Komoditas lain yang menjadi penyebab alih fungsi lahan ini adalah sawit. Luas lahan sawit di Indonesia sendiri diperkirakan mendekati 15 juta hektare lahan pada tahun 2020. Dengan lahan seluas tersebut, sawit menjadi komoditas yang berkontribusi sebesar 3,5 persen dari total GDP negara serta menyuplai hingga 40 persen kebutuhan minyak sawit dunia. Kontribusi yang cukup besar bagi perekonomian negara ini membuat sawit menjadi komoditas yang produksinya dilestarikan dan bahkan berusaha ditingkatkan. Namun, selain menyebabkan deforestasi, ekspansi lahan sawit juga merupakan penyebab dari 60% konflik agraria pada tahun 2018. Dikutip dari Katadata, tumpang tindih perizinan hak guna usaha (HGU) sawit dengan wilayah komunitas adat juga dijumpai di 211 wilayah yang luasnya mencapai 313.687 hektare. Di Papua contohnya, masuknya perusahaan perkebunan sawit menyebabkan tergusurnya masyarakat adat atas hutan yang menjadi sumber kehidupan mereka.
Tidak hanya HGU sawit, pemerintah telah memberikan berbagai izin kepada para pemilik modal untuk melakukan pemanfaatan atas lahan, baik di darat maupun di perairan. Pemerintah beranggapan bahwa pemberian izin ini akan meningkatkan pertumbuhan perdesaan meskipun pada kenyataannya komunitas lokal rentan kehilangan akses atas lahan tersebut.[3] Tidak hanya persoalan pemberian izin, hak pemanfaatan wilayah yang kurang jelas juga menjadi permasalahan dalam dinamika masyarakat adat. Di wilayah pesisir, misalnya, kurang tegasnya peraturan pemerintah mengenai pemanfaatan laut menyebabkan adanya persaingan pemanfaatan antara masyarakat lokal dan pengusaha skala besar serta nelayan pendatang. Peristiwa ini dijumpai di beberapa wilayah di Indonesia. Salah satunya adalah pemanfaatan laut oleh nelayan andon dari Sulawesi Selatan dan masyarakat adat Fak Fak secara bersamaan di wilayah yang sama. Juga kejadian klaim wilayah oleh resort asing di Selayar, Sulawesi Selatan yang menyebabkan nelayan lokal tidak dapat masuk ke wilayah tersebut.
Eksistensi masyarakat adat juga terancam oleh kehadiran proyek-proyek pembangunan yang gencar dilakukan oleh pemerintah yang disebut menguntungkan secara ekonomi.
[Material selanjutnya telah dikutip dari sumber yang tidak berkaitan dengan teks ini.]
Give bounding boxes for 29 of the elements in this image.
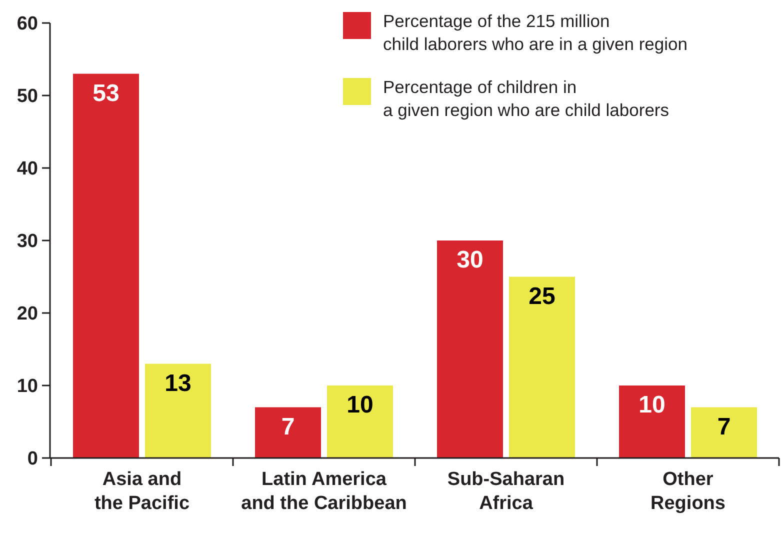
- data-label: 10: [638, 392, 666, 418]
- bar: [327, 386, 393, 458]
- bar: [255, 407, 321, 458]
- data-label: 7: [281, 413, 295, 440]
- bar: [145, 364, 211, 458]
- bar: [437, 240, 503, 458]
- data-label: 13: [164, 370, 192, 397]
- x-tick-label: Asia and the Pacific: [94, 469, 190, 514]
- y-tick-label: 40: [16, 158, 38, 180]
- x-tick-label: Sub-Saharan Africa: [447, 469, 565, 514]
- bar: [509, 276, 575, 458]
- bar: [619, 386, 685, 458]
- y-tick-label: 0: [27, 448, 38, 470]
- y-tick-label: 50: [16, 86, 38, 108]
- y-tick-label: 60: [16, 14, 38, 35]
- data-label: 30: [456, 246, 484, 274]
- legend-label: Percentage of children in a given region who are child laborers: [383, 77, 670, 120]
- bar: [691, 407, 757, 458]
- x-tick-label: Other Regions: [650, 469, 726, 514]
- y-tick-label: 20: [16, 304, 38, 325]
- data-label: 10: [346, 392, 374, 418]
- y-tick-label: 30: [16, 231, 38, 252]
- x-tick-label: Latin America and the Caribbean: [241, 469, 407, 514]
- legend-label: Percentage of the 215 million child laborers who are in a given region: [383, 11, 688, 54]
- data-label: 25: [528, 282, 556, 310]
- bar: [73, 74, 139, 458]
- y-tick-label: 10: [16, 376, 38, 398]
- data-label: 7: [717, 413, 731, 440]
- data-label: 53: [92, 80, 120, 107]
Hal ini terjadi lantaran masyarakat adat dinilai tidak berkontribusi signifikan terhadap perekonomian negara dibandingkan para pemodal besar. Padahal, menurut penelitian yang dilakukan oleh Aliansi Masyarakat Adat Nusantara dengan Perwakilan masyarakat adat dan Tim ahli ekonomi (UI, IPB dan Unpad) tahun 2018, valuasi ekonomi atas produk sumber daya alam dan jasa lingkungan adat ternyata lebih besar nilainya dibandingkan perekonomian daerah. Di hutan adat Komunitas Seberuang, Sintang, Kalimantan Barat, valuasi ekonomi atas wilayah adat ini mencapai 36,43 juta per kapita per tahun, lebih tinggi dibandingkan dengan perekonomian daerah sebesar 27,89 juta per kapita per tahun.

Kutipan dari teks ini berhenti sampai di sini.